Compensation may include base salary, hourly rates for contractors, productivity bonuses, audit incentives, health insurance, retirement plans, paid certifications/CEUs, and remote-work stipends. Senior roles may offer leadership bonuses tied to denial reduction, compliance metrics, and model validation outcomes in AI-enabled environments.

Apply on Rex.zone

Explore curated listings for medical billing and coding jobs on Rex.zone. Filter by remote, contract, freelance, full-time, entry-level, and senior roles.

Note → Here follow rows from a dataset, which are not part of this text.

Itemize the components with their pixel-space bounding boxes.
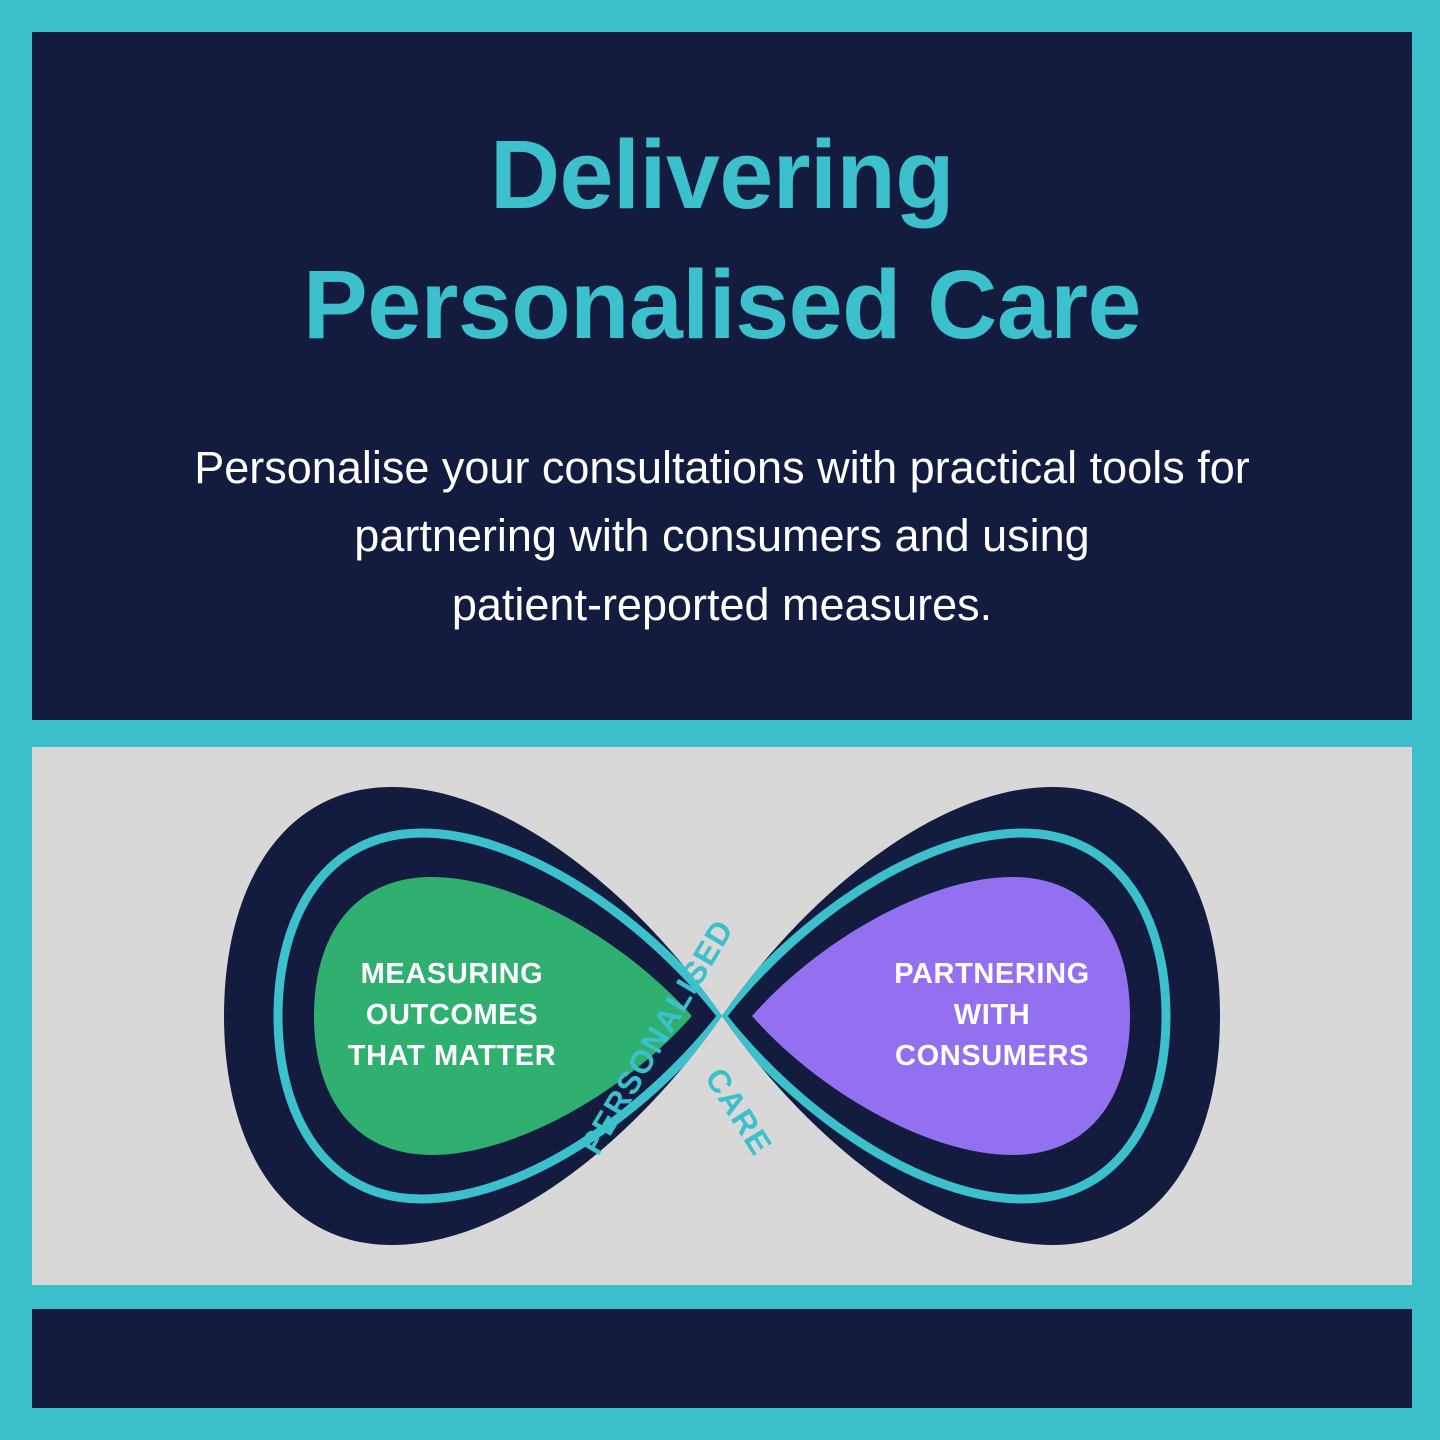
page-subtitle-line-2: partnering with consumers and using — [142, 502, 1302, 570]
poster-canvas: Delivering Personalised Care Personalise… — [0, 0, 1440, 1440]
infinity-loop-diagram: PERSONALISED CARE — [32, 747, 1412, 1285]
page-title-line-1: Delivering — [32, 110, 1412, 240]
header-panel: Delivering Personalised Care Personalise… — [32, 32, 1412, 720]
page-subtitle: Personalise your consultations with prac… — [142, 434, 1302, 639]
page-subtitle-line-3: patient-reported measures. — [142, 571, 1302, 639]
page-subtitle-line-1: Personalise your consultations with prac… — [142, 434, 1302, 502]
page-title-line-2: Personalised Care — [32, 240, 1412, 370]
diagram-panel: PERSONALISED CARE MEASURING OUTCOMES THA… — [32, 747, 1412, 1285]
footer-bar — [32, 1309, 1412, 1408]
center-label-care: CARE — [698, 1062, 779, 1162]
page-title: Delivering Personalised Care — [32, 110, 1412, 370]
center-label-care-text: CARE — [698, 1062, 779, 1162]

Compare salary bands and employer types (AI labs, tech startups, BPOs, annotation vendors, hospitals), then submit your profile and certifications to start interviewing.

Frequently Asked Questions

  • Q: What does a medical billing and coding professional do?

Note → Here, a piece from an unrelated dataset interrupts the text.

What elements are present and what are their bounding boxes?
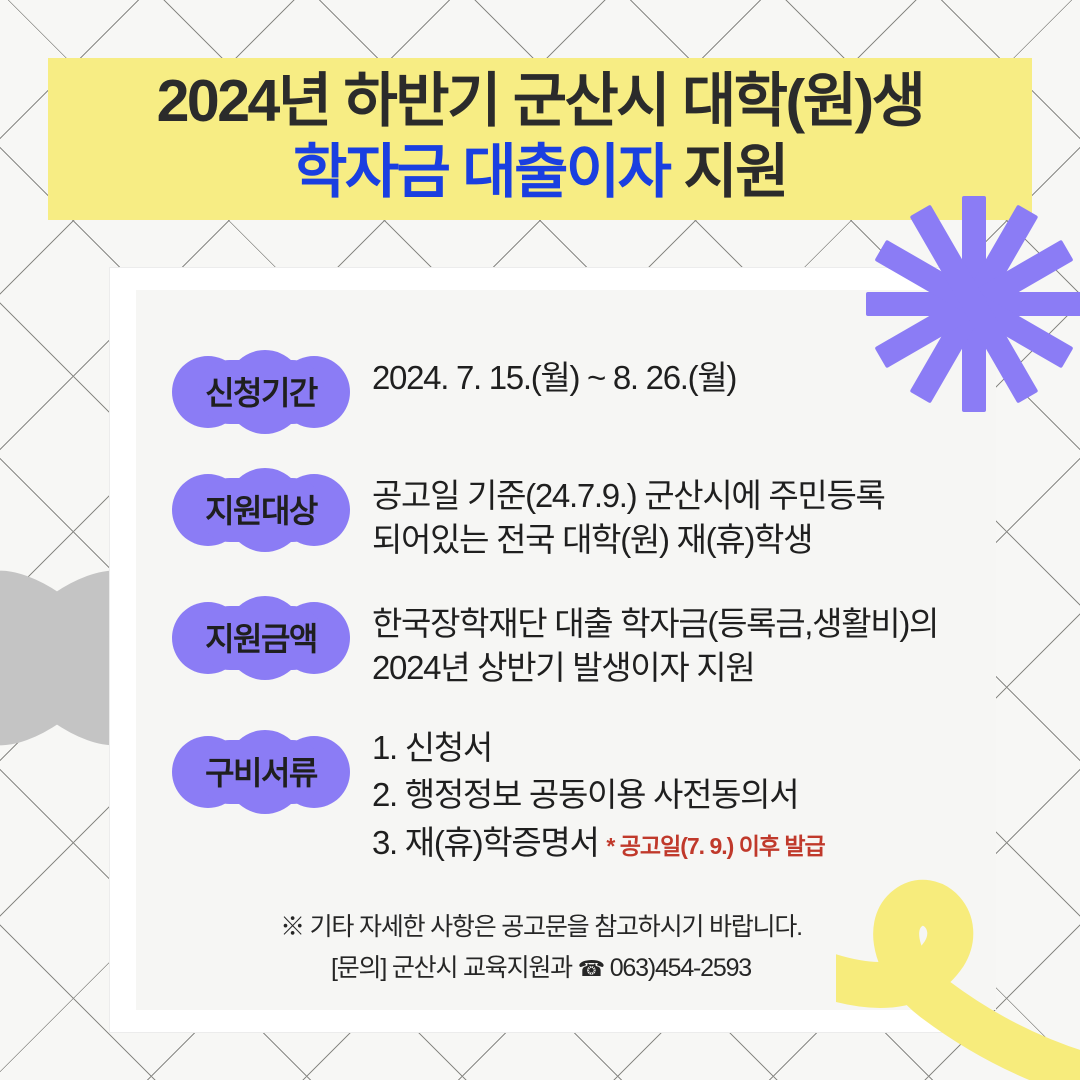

    They review clinical documentation, assign accurate ICD-10-CM, CPT, and HCPCS codes, submit clean claims, manage payer edits and denials, and ensure HIPAA and compliance standards across the revenue cycle.

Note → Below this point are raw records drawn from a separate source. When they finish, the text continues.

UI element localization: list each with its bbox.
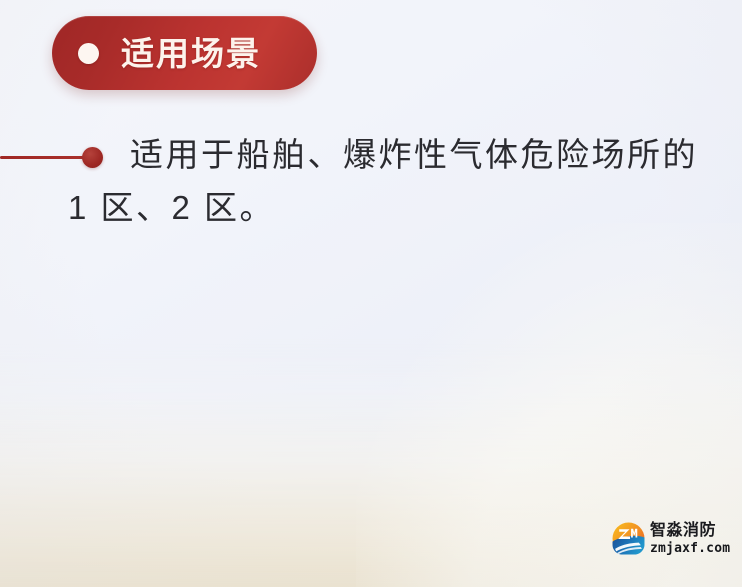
dot-icon <box>78 43 99 64</box>
watermark-website: zmjaxf.com <box>650 542 730 555</box>
slide-canvas: 适用场景 适用于船舶、爆炸性气体危险场所的 1 区、2 区。 <box>0 0 742 587</box>
watermark-text-block: 智淼消防 zmjaxf.com <box>650 523 730 555</box>
watermark-logo: 智淼消防 zmjaxf.com <box>612 522 730 555</box>
section-heading-badge: 适用场景 <box>52 16 317 90</box>
watermark-company-name: 智淼消防 <box>650 523 730 539</box>
zmjaxf-logo-icon <box>612 522 645 555</box>
section-heading-label: 适用场景 <box>121 37 261 70</box>
body-paragraph: 适用于船舶、爆炸性气体危险场所的 1 区、2 区。 <box>68 128 708 235</box>
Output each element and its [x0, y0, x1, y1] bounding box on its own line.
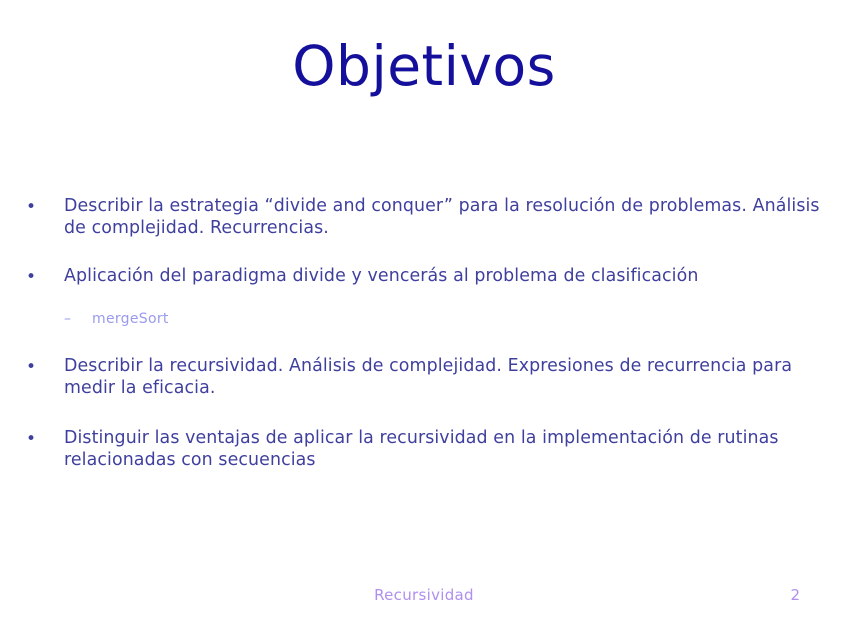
slide-footer: Recursividad 2 — [0, 586, 848, 608]
list-item-label: Aplicación del paradigma divide y vencer… — [64, 265, 826, 287]
list-item: • Distinguir las ventajas de aplicar la … — [26, 427, 826, 471]
dash-icon: – — [64, 310, 92, 329]
list-item: • Describir la recursividad. Análisis de… — [26, 355, 826, 399]
list-item-label: Describir la estrategia “divide and conq… — [64, 195, 826, 239]
list-item: • Describir la estrategia “divide and co… — [26, 195, 826, 239]
footer-label: Recursividad — [0, 586, 848, 604]
slide: Objetivos • Describir la estrategia “div… — [0, 0, 848, 636]
bullet-dot-icon: • — [26, 195, 64, 218]
sub-bullet-list: – mergeSort — [26, 310, 826, 329]
page-title: Objetivos — [0, 38, 848, 96]
bullet-dot-icon: • — [26, 265, 64, 288]
bullet-list: • Describir la estrategia “divide and co… — [26, 195, 826, 471]
sub-list-item-label: mergeSort — [92, 310, 826, 329]
sub-list-item: – mergeSort — [26, 310, 826, 329]
bullet-dot-icon: • — [26, 355, 64, 378]
list-item-label: Distinguir las ventajas de aplicar la re… — [64, 427, 826, 471]
page-number: 2 — [790, 586, 800, 604]
list-item: • Aplicación del paradigma divide y venc… — [26, 265, 826, 288]
bullet-dot-icon: • — [26, 427, 64, 450]
list-item-label: Describir la recursividad. Análisis de c… — [64, 355, 826, 399]
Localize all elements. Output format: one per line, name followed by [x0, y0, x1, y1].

  • Q: What salary can I expect?

    Approximate ranges are entry-level $40k–$55k, mid-level $55k–$70k, and senior/lead $70k–$95k+. Remote contracts often pay $25–$45/hr, varying by specialization, certifications, productivity targets, and audit complexity.

  • Q: Do certifications increase pay?

    Yes. Credentials like CPC, CCS, CCA, CPB, and CRC signal verified expertise and often result in higher compensation and access to senior or audit-heavy roles.

  • Q: Is remote work common and does it affect salary?

    Remote roles are common. Pay may vary based on productivity, QA metrics, time zone overlap, and whether the role is contract or full-time. Contractors often command higher hourly rates without traditional benefits.

  • Q: Which specialties pay more?

    Complex specialties—surgical, cardiology, anesthesia, oncology, inpatient DRG coding, and HCC risk adjustment—tend to offer higher pay due to complexity and audit rigor.

  • Q: How do AI and LLMs fit into coding jobs?

    Coders may validate NLP-assisted suggestions, perform QA evaluation, contribute to data labeling, and support RLHF and prompt evaluation for LLM-based coding tools to improve model performance and compliance.

  • Q: What is the difference between medical billing and coding?

    Coding assigns standardized codes from clinical documentation; billing compiles coded data into clean claims, submits to payers, manages adjudication, and handles appeals and denials.

  • Q: How do geography and employer type impact salary?

    Pay differs by region, cost of living, and employer (hospital systems, RCM vendors, BPOs, AI labs, tech startups). Specialized settings and audit-heavy teams often pay more.

  • Q: Are freelance or contract coding jobs available?

    Yes. Many organizations hire contractors for surge projects, audits, and backlog reduction. Rates depend on scope, SLAs, compliance requirements, and specialty.

  • Q: How do I apply on Rex.zone?

    Create a profile, upload certifications, select preferences (remote, contract, freelance, full-time, entry-level, senior), and apply to curated postings from hospitals, startups, BPOs, and AI labs.

  • Q: What skills most strongly influence compensation?

    Coding accuracy, speed, audit performance, payer policy mastery, DRG/HCC expertise, documentation improvement, EHR fluency, and experience with NLP/LLM validation workflows.